Earlier this year, we conducted our first Advisor Survey and the results are in with more than 500 of our readers responding. One of the questions we asked was, “Do you support SEC 151A?” Nearly two-thirds of our respondents say that they do not support the legislation, suggesting that the federal government’s since-delayed push to securitize fixed indexed annuities promises to cause more problems than it seeks to fix. Here are some of the highlights to that question:

“Laws should not be changed just because someone sees them as an inconvenience,” “Laws are laws. Additionally, the SEC oversees hedge funds, stocks, securities, etc. And look where they’re at now!”

– Vicki Guy.

I do not support it because it is just another way for brokers to get a piece of the pie! FIA’s are not securities and they already have a million suitability requirements to prevent any problems why would anyone support this except those who stand to gain financially. leave the FIA’s the way they are with licensed professionals writing the business!

– Sharon Ben-David

The regulatory agencies need to enforce what’s on the books now and measure the effect before adding more regulation that may or may not be fully enforced.

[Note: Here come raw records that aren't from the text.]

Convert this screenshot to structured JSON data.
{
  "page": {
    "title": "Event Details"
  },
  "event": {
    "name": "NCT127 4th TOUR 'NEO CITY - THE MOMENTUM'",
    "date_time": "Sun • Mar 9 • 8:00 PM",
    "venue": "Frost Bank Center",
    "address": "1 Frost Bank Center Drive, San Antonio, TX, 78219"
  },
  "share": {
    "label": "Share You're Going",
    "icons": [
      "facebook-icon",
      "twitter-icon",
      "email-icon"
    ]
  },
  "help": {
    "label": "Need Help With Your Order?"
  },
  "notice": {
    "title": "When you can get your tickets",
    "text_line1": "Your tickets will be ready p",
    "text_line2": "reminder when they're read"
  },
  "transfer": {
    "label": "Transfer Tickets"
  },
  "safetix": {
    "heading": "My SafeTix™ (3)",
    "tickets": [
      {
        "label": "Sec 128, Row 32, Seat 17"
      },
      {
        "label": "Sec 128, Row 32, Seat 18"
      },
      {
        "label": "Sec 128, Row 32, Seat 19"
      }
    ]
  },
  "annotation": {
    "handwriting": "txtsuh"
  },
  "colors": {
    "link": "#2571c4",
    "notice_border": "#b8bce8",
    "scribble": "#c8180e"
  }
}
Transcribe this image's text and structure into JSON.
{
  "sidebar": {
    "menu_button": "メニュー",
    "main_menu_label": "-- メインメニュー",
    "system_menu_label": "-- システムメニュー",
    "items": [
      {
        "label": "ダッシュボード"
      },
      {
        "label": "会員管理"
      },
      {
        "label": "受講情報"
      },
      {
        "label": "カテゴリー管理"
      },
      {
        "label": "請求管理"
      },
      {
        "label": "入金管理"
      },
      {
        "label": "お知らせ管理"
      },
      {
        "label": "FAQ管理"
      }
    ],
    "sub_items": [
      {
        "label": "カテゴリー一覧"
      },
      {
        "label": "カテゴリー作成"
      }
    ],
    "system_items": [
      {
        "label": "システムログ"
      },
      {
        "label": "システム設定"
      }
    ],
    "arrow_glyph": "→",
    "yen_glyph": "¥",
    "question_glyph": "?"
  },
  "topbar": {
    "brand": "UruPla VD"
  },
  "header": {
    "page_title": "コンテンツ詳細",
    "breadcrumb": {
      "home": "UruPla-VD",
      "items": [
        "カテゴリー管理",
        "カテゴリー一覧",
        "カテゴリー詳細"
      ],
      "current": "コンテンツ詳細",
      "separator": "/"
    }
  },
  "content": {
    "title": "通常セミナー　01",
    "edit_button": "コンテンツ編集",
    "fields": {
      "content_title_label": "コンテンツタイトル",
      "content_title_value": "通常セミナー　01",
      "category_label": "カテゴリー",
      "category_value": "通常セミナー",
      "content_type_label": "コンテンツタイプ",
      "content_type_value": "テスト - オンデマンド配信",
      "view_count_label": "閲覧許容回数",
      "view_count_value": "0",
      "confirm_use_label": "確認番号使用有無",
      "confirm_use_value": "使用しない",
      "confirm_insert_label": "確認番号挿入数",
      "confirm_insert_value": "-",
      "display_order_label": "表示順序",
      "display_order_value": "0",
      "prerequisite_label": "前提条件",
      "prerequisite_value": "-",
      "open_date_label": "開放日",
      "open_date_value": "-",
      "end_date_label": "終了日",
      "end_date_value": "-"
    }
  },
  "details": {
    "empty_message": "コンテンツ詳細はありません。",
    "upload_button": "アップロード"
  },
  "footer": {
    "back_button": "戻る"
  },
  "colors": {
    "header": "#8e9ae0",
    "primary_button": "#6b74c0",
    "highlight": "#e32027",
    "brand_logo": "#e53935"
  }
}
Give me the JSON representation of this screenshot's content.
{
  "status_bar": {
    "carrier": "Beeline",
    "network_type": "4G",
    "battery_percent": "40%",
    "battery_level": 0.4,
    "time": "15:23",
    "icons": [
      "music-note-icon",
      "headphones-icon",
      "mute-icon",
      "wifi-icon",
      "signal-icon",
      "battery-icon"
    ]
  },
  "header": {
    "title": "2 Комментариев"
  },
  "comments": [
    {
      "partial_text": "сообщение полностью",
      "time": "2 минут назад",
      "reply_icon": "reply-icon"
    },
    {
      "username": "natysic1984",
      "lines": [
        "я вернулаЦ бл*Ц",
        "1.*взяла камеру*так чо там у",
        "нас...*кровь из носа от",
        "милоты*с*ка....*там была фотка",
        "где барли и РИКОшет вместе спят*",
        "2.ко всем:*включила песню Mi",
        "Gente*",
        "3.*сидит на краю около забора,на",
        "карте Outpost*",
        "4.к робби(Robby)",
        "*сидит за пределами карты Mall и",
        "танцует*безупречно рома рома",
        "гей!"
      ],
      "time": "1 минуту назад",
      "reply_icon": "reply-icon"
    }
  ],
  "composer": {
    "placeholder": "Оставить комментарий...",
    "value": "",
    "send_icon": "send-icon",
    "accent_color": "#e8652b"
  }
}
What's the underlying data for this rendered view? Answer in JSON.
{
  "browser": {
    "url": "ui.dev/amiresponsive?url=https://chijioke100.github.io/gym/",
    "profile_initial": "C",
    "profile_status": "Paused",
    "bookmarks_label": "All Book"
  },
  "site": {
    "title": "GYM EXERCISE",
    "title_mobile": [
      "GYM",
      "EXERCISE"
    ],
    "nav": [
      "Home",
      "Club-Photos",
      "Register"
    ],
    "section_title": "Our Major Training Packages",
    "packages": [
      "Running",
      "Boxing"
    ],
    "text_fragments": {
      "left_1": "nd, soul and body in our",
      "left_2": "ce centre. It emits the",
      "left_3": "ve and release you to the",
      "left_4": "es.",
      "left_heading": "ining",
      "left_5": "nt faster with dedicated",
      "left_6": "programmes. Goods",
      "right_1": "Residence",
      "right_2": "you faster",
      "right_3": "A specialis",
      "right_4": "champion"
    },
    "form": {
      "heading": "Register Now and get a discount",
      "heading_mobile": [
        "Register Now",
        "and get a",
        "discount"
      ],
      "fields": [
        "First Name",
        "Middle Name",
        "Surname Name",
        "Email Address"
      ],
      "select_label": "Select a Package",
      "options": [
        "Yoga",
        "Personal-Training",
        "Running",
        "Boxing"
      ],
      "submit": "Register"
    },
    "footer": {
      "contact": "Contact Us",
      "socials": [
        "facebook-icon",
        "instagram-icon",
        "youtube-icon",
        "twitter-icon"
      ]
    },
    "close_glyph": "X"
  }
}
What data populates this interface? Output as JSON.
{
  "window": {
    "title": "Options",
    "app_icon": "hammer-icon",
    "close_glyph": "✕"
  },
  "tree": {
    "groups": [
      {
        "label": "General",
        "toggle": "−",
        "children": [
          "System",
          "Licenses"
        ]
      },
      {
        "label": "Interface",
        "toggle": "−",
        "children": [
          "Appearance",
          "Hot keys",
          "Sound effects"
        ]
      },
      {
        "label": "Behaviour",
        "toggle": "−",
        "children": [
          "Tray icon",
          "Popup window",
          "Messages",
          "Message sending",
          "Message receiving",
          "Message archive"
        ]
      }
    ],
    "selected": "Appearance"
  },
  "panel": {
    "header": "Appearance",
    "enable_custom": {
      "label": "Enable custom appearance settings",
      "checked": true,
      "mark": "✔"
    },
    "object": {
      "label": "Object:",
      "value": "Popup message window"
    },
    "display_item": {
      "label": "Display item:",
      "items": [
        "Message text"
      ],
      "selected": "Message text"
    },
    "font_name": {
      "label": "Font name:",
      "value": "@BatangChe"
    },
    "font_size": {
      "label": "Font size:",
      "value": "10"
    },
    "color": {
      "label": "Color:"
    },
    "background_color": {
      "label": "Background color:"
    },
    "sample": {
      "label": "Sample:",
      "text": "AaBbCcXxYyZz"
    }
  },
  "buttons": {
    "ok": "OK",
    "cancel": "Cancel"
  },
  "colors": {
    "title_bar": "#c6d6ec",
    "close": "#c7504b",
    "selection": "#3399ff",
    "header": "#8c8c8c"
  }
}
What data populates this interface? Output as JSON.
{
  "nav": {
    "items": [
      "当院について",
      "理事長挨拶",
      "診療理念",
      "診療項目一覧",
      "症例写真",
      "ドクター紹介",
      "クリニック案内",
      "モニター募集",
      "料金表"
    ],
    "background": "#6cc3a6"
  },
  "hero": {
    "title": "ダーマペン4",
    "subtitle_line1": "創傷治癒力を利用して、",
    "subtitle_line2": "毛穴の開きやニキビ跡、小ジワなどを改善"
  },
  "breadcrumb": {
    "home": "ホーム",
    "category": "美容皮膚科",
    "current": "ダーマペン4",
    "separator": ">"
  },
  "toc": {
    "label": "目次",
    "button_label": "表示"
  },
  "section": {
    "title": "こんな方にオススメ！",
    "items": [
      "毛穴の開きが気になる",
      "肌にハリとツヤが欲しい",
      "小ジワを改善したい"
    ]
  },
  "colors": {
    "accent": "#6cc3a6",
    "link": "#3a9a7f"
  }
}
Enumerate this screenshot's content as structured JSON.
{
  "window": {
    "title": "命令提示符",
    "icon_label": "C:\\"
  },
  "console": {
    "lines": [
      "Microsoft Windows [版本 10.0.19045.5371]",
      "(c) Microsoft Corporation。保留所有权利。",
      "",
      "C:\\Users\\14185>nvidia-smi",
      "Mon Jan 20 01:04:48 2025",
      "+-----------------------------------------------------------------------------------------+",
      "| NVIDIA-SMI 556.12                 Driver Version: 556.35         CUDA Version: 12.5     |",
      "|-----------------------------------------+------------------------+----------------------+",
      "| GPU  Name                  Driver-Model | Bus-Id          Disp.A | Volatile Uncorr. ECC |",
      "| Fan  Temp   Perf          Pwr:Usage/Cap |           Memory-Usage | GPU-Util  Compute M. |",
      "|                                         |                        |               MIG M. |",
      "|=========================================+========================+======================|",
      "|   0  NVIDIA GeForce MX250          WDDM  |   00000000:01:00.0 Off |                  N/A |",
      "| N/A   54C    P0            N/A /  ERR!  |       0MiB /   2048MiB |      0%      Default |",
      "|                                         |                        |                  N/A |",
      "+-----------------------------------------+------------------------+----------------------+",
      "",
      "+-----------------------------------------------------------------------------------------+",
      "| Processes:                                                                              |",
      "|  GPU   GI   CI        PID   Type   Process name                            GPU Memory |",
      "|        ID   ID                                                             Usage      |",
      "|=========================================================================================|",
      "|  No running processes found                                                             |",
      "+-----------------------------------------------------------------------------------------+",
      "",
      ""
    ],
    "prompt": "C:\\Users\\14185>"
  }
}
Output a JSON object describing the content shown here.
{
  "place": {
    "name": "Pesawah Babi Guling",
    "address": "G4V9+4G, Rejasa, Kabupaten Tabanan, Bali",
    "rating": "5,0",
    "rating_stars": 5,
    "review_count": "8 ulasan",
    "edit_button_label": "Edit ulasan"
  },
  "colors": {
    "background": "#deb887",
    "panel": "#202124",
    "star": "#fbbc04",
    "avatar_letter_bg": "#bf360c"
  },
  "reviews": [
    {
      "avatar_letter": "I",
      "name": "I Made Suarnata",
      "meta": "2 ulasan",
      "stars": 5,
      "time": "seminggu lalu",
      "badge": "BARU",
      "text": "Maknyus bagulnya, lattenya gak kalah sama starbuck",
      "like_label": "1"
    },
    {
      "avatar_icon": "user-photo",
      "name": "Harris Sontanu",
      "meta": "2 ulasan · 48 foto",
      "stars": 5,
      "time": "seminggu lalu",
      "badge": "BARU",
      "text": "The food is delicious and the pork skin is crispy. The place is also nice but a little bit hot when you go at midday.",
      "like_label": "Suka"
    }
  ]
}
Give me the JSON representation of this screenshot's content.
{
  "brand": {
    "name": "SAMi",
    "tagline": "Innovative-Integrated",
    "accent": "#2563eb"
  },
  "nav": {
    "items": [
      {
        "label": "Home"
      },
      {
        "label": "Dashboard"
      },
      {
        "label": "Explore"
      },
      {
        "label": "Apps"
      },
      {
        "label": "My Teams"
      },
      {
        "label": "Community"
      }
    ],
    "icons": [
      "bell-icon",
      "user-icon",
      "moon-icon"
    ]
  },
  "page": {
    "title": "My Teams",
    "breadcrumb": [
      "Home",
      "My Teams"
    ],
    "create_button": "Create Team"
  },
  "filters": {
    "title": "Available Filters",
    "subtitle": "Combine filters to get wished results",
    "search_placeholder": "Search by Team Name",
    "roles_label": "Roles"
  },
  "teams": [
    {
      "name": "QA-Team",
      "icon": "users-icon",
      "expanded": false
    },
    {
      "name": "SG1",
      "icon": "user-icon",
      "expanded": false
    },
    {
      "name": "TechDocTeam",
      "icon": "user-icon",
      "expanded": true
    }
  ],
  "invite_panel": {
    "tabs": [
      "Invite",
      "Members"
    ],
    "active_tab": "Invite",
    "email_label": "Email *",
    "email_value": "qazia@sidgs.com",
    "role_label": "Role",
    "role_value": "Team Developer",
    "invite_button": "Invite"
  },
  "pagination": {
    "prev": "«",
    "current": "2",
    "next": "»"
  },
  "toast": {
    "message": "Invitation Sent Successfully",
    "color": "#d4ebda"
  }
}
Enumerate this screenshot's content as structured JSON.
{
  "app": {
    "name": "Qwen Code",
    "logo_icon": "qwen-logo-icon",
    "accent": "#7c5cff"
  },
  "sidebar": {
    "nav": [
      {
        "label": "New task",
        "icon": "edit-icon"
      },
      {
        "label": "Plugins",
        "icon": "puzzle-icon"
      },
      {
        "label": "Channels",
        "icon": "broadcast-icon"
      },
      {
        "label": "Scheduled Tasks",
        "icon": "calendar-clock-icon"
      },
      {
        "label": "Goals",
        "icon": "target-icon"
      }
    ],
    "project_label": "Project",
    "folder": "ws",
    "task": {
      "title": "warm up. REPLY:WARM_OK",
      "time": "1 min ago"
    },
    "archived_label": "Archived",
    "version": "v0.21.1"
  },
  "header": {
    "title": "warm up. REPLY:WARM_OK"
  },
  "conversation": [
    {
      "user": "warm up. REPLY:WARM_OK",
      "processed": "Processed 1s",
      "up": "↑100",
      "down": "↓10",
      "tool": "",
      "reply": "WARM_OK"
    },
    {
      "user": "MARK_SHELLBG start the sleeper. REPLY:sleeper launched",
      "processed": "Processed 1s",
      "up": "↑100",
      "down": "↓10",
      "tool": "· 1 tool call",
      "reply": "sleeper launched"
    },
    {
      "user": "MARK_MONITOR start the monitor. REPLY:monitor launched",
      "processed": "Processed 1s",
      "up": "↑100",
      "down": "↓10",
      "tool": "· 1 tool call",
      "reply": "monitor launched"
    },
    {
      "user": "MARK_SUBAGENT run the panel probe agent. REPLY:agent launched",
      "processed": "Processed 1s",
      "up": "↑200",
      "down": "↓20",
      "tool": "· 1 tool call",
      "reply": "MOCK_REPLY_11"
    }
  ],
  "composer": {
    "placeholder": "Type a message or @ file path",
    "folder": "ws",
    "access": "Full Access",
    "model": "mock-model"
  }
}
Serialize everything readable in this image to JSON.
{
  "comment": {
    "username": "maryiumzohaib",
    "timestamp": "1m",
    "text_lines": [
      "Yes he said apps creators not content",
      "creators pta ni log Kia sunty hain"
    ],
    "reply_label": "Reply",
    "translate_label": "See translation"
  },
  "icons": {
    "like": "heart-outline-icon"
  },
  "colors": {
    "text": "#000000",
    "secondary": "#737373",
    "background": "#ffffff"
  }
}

More regulations mean more unintended consequences.

– James E. Duvall

I believe most individual agents are doing a fine job presenting Index Annuities. With all the continuing education we need these days I don’t find it necessary that you should need another license to present these products.

– Sharon Johnson

The SEC audited Bernie Madoff and they couldn’t find anything wrong with his books. Therefore, why should they get involved in the insurance business, just so the broker-dealers can skim off the top of the consumer.